In class, we have seen the following result:
Let $K\subseteq K(\xi)$ a cyclotomic extension (i.e. $\xi$ is a primitive root of unit). Then, $K\subseteq K(\xi)$ is a Galois extension and $\text{Gal}(K(\xi)/K)\cong H \leq \mathcal{U}(\mathbb{Z}/(n))$ where $n$ is the order of $\xi$.
I am trying to use this result to prove that there exists an extension $\mathbb{Q}\subseteq L$ of order 3 such that $\text{Gal}(L/\mathbb{Q})$ is a cubic cyclic group. Then, I have write an example that looks like a contradiction to me (I guess I am considering something wrong).

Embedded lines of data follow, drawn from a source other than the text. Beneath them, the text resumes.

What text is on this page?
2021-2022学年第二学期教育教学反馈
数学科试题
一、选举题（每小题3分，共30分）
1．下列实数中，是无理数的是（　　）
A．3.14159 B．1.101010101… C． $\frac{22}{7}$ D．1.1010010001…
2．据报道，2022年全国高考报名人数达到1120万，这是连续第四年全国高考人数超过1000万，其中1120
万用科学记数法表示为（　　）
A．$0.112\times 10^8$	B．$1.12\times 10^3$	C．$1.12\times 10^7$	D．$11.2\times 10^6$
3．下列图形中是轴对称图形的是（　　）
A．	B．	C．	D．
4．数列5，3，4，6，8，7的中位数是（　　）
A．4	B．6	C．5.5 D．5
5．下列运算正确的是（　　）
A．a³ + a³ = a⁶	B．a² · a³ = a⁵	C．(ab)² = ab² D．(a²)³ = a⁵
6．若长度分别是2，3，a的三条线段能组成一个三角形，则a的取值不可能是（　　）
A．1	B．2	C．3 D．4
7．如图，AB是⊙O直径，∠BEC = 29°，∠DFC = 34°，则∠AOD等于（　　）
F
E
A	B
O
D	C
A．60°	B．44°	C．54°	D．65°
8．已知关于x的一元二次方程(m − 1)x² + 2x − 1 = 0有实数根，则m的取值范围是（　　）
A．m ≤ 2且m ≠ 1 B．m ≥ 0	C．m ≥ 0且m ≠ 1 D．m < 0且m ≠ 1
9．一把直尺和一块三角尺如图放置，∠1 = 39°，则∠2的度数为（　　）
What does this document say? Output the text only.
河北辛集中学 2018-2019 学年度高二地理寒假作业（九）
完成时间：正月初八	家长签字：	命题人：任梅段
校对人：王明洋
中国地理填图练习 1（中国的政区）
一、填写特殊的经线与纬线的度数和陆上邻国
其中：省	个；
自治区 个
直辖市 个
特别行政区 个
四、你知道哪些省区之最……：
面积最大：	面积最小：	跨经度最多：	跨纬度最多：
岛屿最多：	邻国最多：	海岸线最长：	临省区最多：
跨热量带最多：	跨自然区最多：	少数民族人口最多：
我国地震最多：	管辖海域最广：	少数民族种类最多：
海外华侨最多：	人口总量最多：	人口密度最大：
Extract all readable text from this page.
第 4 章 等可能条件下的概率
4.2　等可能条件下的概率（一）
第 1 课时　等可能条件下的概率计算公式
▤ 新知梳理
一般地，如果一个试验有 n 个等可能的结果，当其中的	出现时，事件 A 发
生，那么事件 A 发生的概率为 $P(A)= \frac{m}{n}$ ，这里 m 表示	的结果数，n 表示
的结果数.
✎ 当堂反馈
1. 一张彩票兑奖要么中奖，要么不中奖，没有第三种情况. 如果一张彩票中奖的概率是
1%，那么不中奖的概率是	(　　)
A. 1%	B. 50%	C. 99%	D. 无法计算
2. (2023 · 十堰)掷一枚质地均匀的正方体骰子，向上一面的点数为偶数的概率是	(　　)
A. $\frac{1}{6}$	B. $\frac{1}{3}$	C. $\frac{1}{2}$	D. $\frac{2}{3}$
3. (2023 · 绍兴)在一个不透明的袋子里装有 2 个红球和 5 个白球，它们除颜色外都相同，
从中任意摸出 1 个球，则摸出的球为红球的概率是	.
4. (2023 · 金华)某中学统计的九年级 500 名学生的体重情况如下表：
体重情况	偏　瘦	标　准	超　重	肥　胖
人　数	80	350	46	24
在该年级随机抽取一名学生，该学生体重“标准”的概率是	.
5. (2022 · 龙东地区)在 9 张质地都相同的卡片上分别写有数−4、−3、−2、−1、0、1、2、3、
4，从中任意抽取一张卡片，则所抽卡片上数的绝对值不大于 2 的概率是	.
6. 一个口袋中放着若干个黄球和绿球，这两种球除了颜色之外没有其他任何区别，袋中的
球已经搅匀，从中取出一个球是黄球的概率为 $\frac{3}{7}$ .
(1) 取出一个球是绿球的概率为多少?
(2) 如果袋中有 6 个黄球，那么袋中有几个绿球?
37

If I consider $\xi = e^{\frac{2\pi i}{3}}$, then I know its order is $3$. Thus, if I consider $\mathbb{Q}\subseteq \mathbb{Q}(\xi)$, I would have $$\text{Gal}(\mathbb{Q}(\xi)/\mathbb{Q}) \cong H \leq \mathcal{U}(\mathbb{Z}/(3)).$$
The result is telling me that my extension is a Galois extension. Thus, I can conclude that $$|\text{Gal}(L/\mathbb{Q})| = [\mathbb{Q}(\xi) : \mathbb{Q}]= 3$$ since $p(x)=x^3-1$ is the irreducible polynomial of $\xi$ over $\mathbb{Q}$.
Now, if I am not wrong, $\mathcal{U}(\mathbb{Z}/(3)) \cong \mathbb{Z}/(2)$. From there, I would get a contradiction since an order 3 group can not be contained in an order 2 group.
QUESTION
- What am I supposing wrong?
Your polynomial $X^3-1$ is NOT irreducible since $X^3-1=(X-1)(X^2+X+1)$.
In fact, the irreducible polynomial of $\xi$ over $\mathbb{Q}$ is $X^2+X+1$, which has degree $2$, and you get no contradiction.